Iowa House of Representatives votes to not count the 29 uncounted ballots in Winneshiek County
Posted: Mon, Jan 28, 2019 8:43 PM
Elections Contest Committee member Clinton Democrat Mary Wolfe
Members of the Iowa House of Representatives engaged in a sometimes passionate debate Monday evening about whether to authorize the counting of 29 absentee ballots cast in the House District 55 election. The discussion took nearly three and a half hours before the group voted 53-42 in support of a report saying the absentee ballots should not be counted.
Elections Contest Committee Chair Steven Holt, a Republican from Denison, presented the committee majority's report to the full House at the beginning of the debate at 5:00 p.m., recommending that it agree that the House "has no legal authority to open and count the 29 absentee ballots."

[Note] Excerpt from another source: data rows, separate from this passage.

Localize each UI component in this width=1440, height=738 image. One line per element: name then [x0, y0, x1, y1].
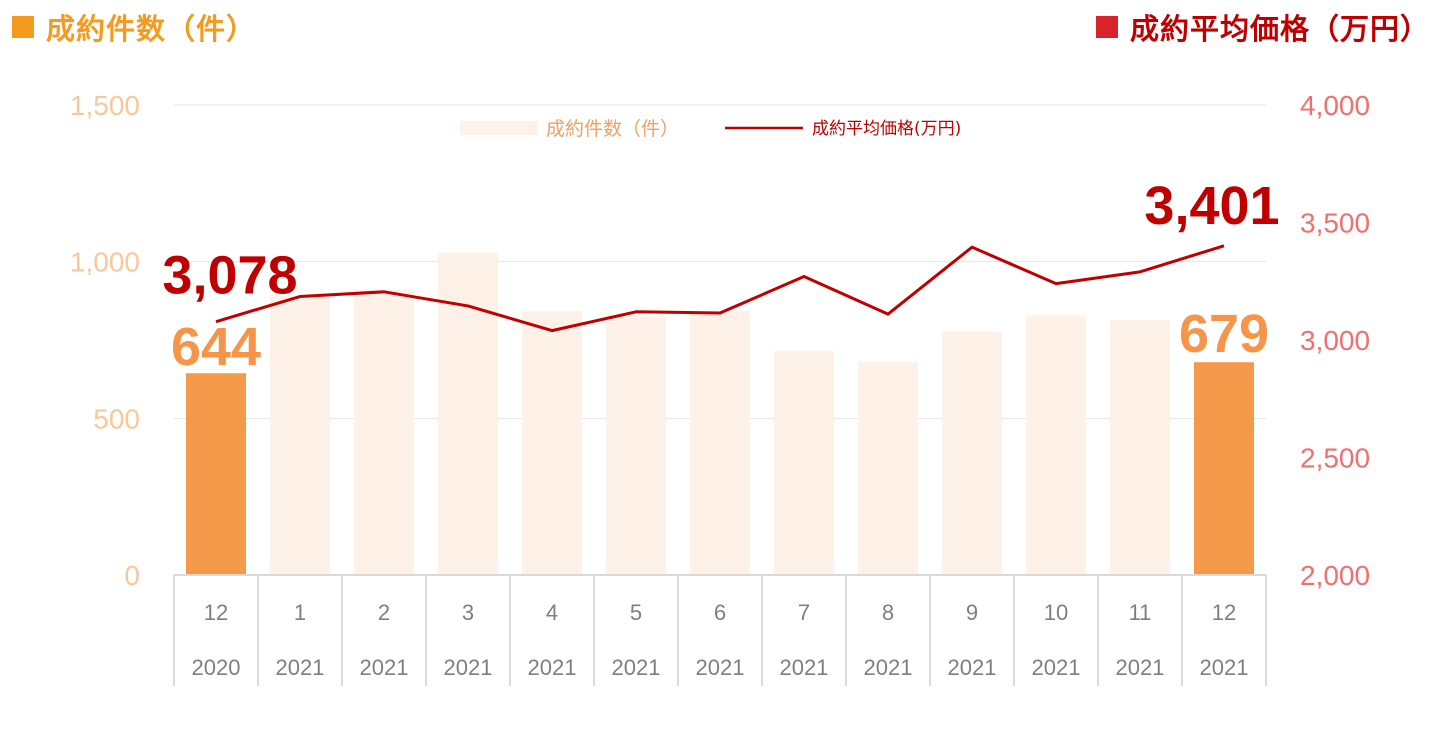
right-tick-label: 3,000 [1300, 325, 1370, 356]
bar-0 [186, 373, 246, 575]
bar-12 [1194, 362, 1254, 575]
month-label: 2 [378, 600, 390, 625]
year-label: 2021 [276, 655, 325, 680]
data-labels: 3,078 3,401 644 679 [162, 176, 1279, 377]
year-label: 2021 [864, 655, 913, 680]
price-line [215, 244, 1225, 333]
right-tick-label: 2,000 [1300, 560, 1370, 591]
first-price-label: 3,078 [162, 246, 297, 306]
right-tick-label: 3,500 [1300, 208, 1370, 239]
right-y-axis: 2,000 2,500 3,000 3,500 4,000 [1300, 90, 1370, 591]
left-tick-label: 0 [124, 560, 140, 591]
year-label: 2021 [360, 655, 409, 680]
line-series [215, 244, 1225, 333]
left-tick-label: 1,500 [70, 90, 140, 121]
right-axis-title: 成約平均価格（万円） [1095, 6, 1430, 48]
left-tick-label: 1,000 [70, 247, 140, 278]
year-label: 2021 [1032, 655, 1081, 680]
legend-bar-swatch [460, 121, 538, 135]
bar-series [186, 252, 1254, 575]
chart-legend: 成約件数（件） 成約平均価格(万円) [460, 118, 961, 140]
month-label: 12 [1212, 600, 1236, 625]
bar-4 [522, 311, 582, 575]
year-label: 2021 [444, 655, 493, 680]
month-label: 1 [294, 600, 306, 625]
last-count-label: 679 [1179, 304, 1269, 364]
year-label: 2021 [780, 655, 829, 680]
month-label: 12 [204, 600, 228, 625]
right-tick-label: 2,500 [1300, 443, 1370, 474]
month-label: 6 [714, 600, 726, 625]
bar-1 [270, 295, 330, 575]
legend-bar-label: 成約件数（件） [546, 118, 679, 140]
month-label: 7 [798, 600, 810, 625]
year-label: 2021 [1116, 655, 1165, 680]
bar-5 [606, 316, 666, 575]
year-label: 2021 [1200, 655, 1249, 680]
year-label: 2021 [612, 655, 661, 680]
bar-9 [942, 331, 1002, 575]
right-axis-title-text: 成約平均価格（万円） [1129, 12, 1430, 46]
month-label: 11 [1129, 600, 1152, 625]
legend-line-label: 成約平均価格(万円) [812, 119, 961, 139]
left-y-axis: 0 500 1,000 1,500 [70, 90, 140, 591]
year-label: 2021 [528, 655, 577, 680]
month-label: 4 [546, 600, 558, 625]
left-axis-title: 成約件数（件） [12, 6, 256, 48]
year-label: 2021 [696, 655, 745, 680]
bar-6 [690, 311, 750, 575]
bar-8 [858, 361, 918, 575]
bar-7 [774, 350, 834, 575]
line-legend-square-icon [1095, 16, 1118, 38]
bar-11 [1110, 320, 1170, 575]
last-price-label: 3,401 [1144, 176, 1279, 236]
right-tick-label: 4,000 [1300, 90, 1370, 121]
month-label: 3 [462, 600, 474, 625]
month-label: 9 [966, 600, 978, 625]
year-label: 2020 [192, 655, 241, 680]
month-label: 5 [630, 600, 642, 625]
bar-2 [354, 289, 414, 575]
first-count-label: 644 [171, 317, 261, 377]
month-label: 8 [882, 600, 894, 625]
year-label: 2021 [948, 655, 997, 680]
bar-legend-square-icon [12, 16, 34, 38]
left-axis-title-text: 成約件数（件） [46, 12, 257, 46]
bar-10 [1026, 315, 1086, 575]
month-label: 10 [1044, 600, 1068, 625]
left-tick-label: 500 [93, 403, 140, 434]
category-axis: 12 2020 1 2021 2 2021 3 2021 4 2021 5 2021 6 2021 7 202… [173, 574, 1267, 686]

House Democrats immediately entered a resolution to substitute the minority report written by the two Democrats on the Elections Contest Committee. Clinton Democrat Mary Wolfe, one of the two Democrats on the committee, told the full House, "we have a legal and moral obligation to make sure citizens in one county are treated the same as citizens in other counties."

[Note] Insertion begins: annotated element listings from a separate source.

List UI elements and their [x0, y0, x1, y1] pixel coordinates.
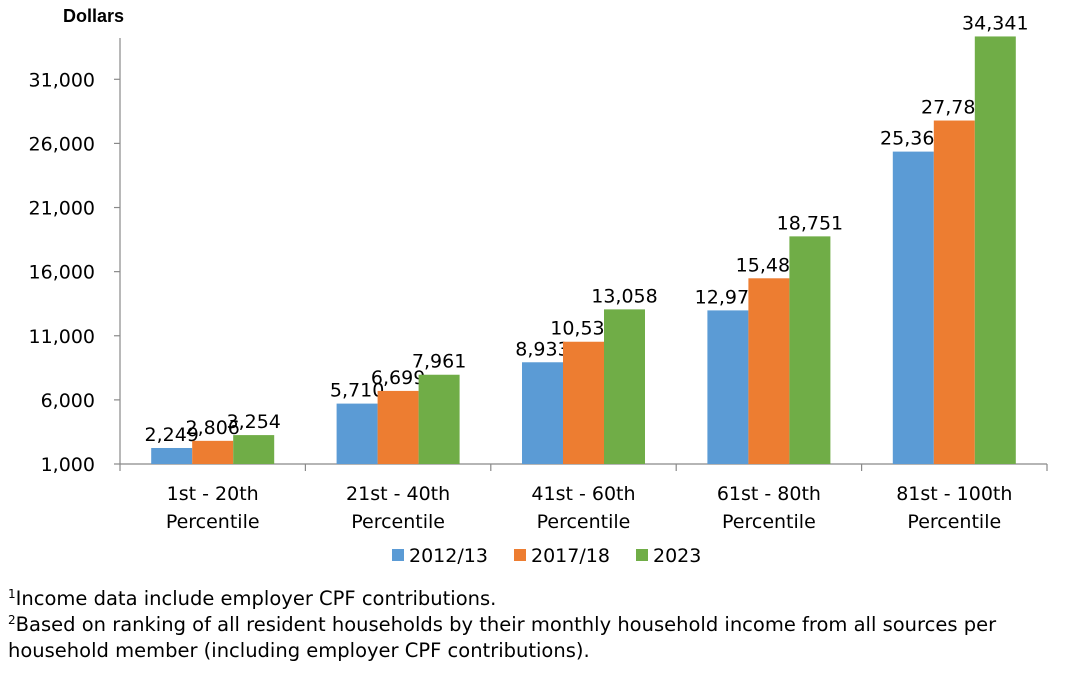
y-tick-label: 16,000 [29, 262, 95, 284]
legend-swatch [392, 549, 404, 561]
bar [604, 309, 645, 464]
legend-label: 2017/18 [531, 545, 610, 567]
bar-data-label: 27,784 [921, 97, 987, 119]
legend-swatch [636, 549, 648, 561]
bar-data-label: 34,341 [962, 12, 1028, 34]
bar-data-label: 2,249 [144, 424, 198, 446]
x-category-label: 1st - 20th [167, 483, 259, 505]
y-axis-title: Dollars [63, 6, 124, 26]
legend-swatch [514, 549, 526, 561]
bar-data-label: 8,933 [515, 338, 569, 360]
x-category-label: 61st - 80th [717, 483, 821, 505]
bar [233, 435, 275, 464]
x-category-label: 81st - 100th [896, 483, 1012, 505]
bar [418, 374, 460, 464]
bar [933, 120, 975, 464]
footnotes: 1Income data include employer CPF contri… [8, 586, 1076, 664]
bar [789, 236, 831, 464]
bar [522, 362, 563, 464]
bar [192, 440, 234, 464]
footnote-2: 2Based on ranking of all resident househ… [8, 612, 1076, 664]
x-category-label: 41st - 60th [531, 483, 635, 505]
footnote-2-marker: 2 [8, 613, 16, 627]
footnote-1: 1Income data include employer CPF contri… [8, 586, 1076, 612]
bar [336, 403, 378, 464]
bar-data-label: 12,979 [695, 286, 761, 308]
bar-data-label: 5,710 [330, 380, 384, 402]
y-tick-label: 1,000 [41, 454, 95, 476]
footnote-1-text: Income data include employer CPF contrib… [15, 587, 497, 610]
x-category-label: Percentile [537, 511, 631, 533]
y-tick-label: 31,000 [29, 69, 95, 91]
bar-data-label: 15,482 [736, 254, 802, 276]
legend-label: 2012/13 [409, 545, 488, 567]
x-category-label: Percentile [722, 511, 816, 533]
bar [563, 341, 604, 464]
bar-data-label: 2,806 [185, 417, 239, 439]
bar-data-label: 25,361 [880, 128, 946, 150]
x-category-label: Percentile [907, 511, 1001, 533]
bar-data-label: 3,254 [226, 411, 280, 433]
bar-data-label: 7,961 [412, 351, 466, 373]
x-category-label: Percentile [166, 511, 260, 533]
bar [151, 447, 193, 464]
bar [748, 278, 790, 464]
bar [707, 310, 749, 464]
legend-label: 2023 [653, 545, 701, 567]
x-category-label: Percentile [351, 511, 445, 533]
y-tick-label: 26,000 [29, 133, 95, 155]
footnote-1-marker: 1 [8, 587, 16, 601]
bar-data-label: 6,699 [371, 367, 425, 389]
bar-data-label: 10,534 [550, 318, 616, 340]
y-tick-label: 21,000 [29, 198, 95, 220]
y-tick-label: 6,000 [41, 390, 95, 412]
x-category-label: 21st - 40th [346, 483, 450, 505]
bar [377, 390, 419, 464]
footnote-2-text: Based on ranking of all resident househo… [8, 613, 997, 662]
bar [892, 151, 934, 464]
bar [974, 36, 1016, 464]
y-tick-label: 11,000 [29, 326, 95, 348]
bar-data-label: 18,751 [777, 212, 843, 234]
bar-data-label: 13,058 [591, 285, 657, 307]
income-bar-chart: Dollars 1,000 6,000 11,000 16,000 21,000 26,00… [29, 6, 1048, 567]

Democrat Beth Wessel-Kroeschell of Story County argued, "29 ballots in Winneshiek County were counted on time--that's where this discussion should have ended." Democrat Marti Anderson from Des Moines said, "I can't understand how an elected official could vote against counting the ballots."
The most fiery speech was made by Democrat Bruce Hunter, who said, "democracy demands that every vote be counted...for 29 people in Winneshiek County, democracy is dead."
But when a motion to substitute the minority report by Democrats was put to a vote, it failed, 53-45, with Decorah State Representative Michael Bergan abstaining.
House Democrats immediately went behind closed doors to caucus.
When they returned, the House again took up the majority vote, with Holt summarizing the reasons the three Republicans voted to deny Democrat Kayla Koether's petition. The same number of representatives who voted against the minority report earlier--53--voted in favor of the majority report that the absentee ballots should not be counted.